So, they have a CPU ready?
Does AMD (the combo CPU/GPU)? And does Nvidia even need to counter an integrated CPU/GPU low-end system? I'm not sure one has to counter everything a competitor does. Worst case loss for Nvidia, if the entire MCP business unit went away would be a 17% reduction in revenues. But MCP is already more pricey and more difficult to implement than other core logic and integrated chipsets out there, yet Nvidia has increased its marketshare, so purely price and ease of implementation alone can't be the sole determining factor here (no matter how desirable a combo low-end unit looks) SoC designs look like big wins, but historically, they seem to win most in mobile applications where form factor, density, power, heat, and cost have bigger factors.

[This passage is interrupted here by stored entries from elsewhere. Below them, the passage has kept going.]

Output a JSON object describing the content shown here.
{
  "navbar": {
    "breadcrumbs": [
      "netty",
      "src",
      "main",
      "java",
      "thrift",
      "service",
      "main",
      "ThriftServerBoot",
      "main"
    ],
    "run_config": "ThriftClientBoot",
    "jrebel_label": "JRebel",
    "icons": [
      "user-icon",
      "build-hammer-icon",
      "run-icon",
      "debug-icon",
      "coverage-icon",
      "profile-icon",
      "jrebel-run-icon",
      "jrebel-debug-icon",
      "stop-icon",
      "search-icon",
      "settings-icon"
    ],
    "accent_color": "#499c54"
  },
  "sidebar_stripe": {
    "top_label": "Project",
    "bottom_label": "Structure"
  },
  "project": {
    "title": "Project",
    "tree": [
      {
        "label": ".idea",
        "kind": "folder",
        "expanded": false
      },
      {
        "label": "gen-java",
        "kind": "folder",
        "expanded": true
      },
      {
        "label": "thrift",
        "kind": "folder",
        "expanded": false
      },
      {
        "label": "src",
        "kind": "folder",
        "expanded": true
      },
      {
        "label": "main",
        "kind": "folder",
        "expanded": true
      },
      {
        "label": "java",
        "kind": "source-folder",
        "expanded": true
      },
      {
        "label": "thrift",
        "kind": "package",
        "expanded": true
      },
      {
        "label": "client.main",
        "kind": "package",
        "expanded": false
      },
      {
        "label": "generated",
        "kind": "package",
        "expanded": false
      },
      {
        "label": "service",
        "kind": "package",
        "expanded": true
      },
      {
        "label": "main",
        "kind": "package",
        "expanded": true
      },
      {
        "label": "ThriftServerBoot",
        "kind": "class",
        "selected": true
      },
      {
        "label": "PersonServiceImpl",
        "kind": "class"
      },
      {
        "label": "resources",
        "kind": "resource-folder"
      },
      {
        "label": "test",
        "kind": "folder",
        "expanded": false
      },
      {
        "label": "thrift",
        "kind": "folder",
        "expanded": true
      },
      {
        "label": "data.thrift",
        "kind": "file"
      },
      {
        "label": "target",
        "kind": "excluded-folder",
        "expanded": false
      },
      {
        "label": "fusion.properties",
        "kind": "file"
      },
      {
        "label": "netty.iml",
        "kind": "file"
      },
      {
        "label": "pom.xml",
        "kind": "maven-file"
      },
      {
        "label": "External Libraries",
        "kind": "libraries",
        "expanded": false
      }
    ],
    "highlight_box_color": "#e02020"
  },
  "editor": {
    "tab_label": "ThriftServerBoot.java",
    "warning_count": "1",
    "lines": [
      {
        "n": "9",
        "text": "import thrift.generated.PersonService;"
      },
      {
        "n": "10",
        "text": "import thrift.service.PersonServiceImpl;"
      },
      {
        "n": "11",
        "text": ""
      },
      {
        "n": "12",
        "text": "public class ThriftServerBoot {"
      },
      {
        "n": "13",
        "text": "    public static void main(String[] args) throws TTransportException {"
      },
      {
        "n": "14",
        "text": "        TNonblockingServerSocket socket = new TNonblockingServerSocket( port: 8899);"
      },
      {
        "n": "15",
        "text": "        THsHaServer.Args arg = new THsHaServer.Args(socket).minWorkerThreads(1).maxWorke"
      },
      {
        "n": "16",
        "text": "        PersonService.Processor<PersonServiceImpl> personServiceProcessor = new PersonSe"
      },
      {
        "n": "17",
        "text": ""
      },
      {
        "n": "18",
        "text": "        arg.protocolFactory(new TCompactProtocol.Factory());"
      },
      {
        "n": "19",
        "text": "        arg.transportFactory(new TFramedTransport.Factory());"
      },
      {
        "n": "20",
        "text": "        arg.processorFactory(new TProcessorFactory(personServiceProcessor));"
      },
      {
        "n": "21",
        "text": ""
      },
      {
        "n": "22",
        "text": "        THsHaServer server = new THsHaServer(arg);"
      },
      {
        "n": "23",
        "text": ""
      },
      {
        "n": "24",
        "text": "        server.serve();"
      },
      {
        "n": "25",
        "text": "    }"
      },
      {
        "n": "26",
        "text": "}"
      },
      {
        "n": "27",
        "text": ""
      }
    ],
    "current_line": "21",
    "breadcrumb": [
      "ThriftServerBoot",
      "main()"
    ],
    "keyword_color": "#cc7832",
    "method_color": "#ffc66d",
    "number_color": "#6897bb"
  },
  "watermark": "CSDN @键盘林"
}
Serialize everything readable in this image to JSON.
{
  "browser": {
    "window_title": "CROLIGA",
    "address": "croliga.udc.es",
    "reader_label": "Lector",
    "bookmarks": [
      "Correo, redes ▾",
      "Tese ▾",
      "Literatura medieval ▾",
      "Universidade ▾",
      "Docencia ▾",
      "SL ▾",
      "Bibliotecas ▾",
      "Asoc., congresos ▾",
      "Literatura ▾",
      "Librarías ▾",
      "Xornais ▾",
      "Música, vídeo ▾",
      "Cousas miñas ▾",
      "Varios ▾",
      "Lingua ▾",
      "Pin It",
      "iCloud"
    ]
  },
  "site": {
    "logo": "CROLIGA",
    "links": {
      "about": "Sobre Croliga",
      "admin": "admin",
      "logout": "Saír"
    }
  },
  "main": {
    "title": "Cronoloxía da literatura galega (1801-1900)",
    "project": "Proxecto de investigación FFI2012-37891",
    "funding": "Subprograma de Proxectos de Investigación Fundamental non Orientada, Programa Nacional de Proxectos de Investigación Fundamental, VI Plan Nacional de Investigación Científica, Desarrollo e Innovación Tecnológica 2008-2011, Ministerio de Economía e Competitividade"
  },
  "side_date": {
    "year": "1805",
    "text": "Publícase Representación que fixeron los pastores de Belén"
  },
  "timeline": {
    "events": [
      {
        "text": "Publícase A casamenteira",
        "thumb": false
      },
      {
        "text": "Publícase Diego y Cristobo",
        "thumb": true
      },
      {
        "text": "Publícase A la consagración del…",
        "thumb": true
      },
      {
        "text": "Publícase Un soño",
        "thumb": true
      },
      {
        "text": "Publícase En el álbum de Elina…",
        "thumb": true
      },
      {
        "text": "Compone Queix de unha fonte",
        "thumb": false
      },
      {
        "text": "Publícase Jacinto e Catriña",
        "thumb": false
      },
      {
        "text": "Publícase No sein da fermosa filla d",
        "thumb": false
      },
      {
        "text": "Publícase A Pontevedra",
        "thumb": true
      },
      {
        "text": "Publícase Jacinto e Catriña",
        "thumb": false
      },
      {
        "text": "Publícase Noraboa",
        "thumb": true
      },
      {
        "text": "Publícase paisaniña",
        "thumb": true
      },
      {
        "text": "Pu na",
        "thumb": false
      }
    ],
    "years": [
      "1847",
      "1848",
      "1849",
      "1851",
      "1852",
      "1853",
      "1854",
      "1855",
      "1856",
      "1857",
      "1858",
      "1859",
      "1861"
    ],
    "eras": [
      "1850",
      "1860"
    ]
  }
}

The more "mobile" the device, the more important these factors. By contrast, I'm not sure they are all that important for mid-range PC desktops. 15 years ago, SoC designs were "coming" for desktops. The hype was, your CPU will have integrated IDE, memory, UARTs, VGA, memory controller, etc. You'd basically just have to hook up memory, and disc and done. The utopia never arrived, and I don't really see it arising for desktops. I'd frankly always want a separate CPU with 100% of trannies used for CPU in my business desktop or midrange system, because it's frankly not a gaming platform, but a platform for doing work. It needs to run by IDE, spreadsheet, browser, enterprise apps, well.
I think paradoxically, AMD's combo-cpu/gpu is more of a threat to Nvidia's notebook revenues. IMHO.
AMD is making a big bet that integrated on-CPU gfx is going to be a big winning factor in markets Intel completely dominates today, and I just don't think Intel's dominance of the market is based on "better" technology.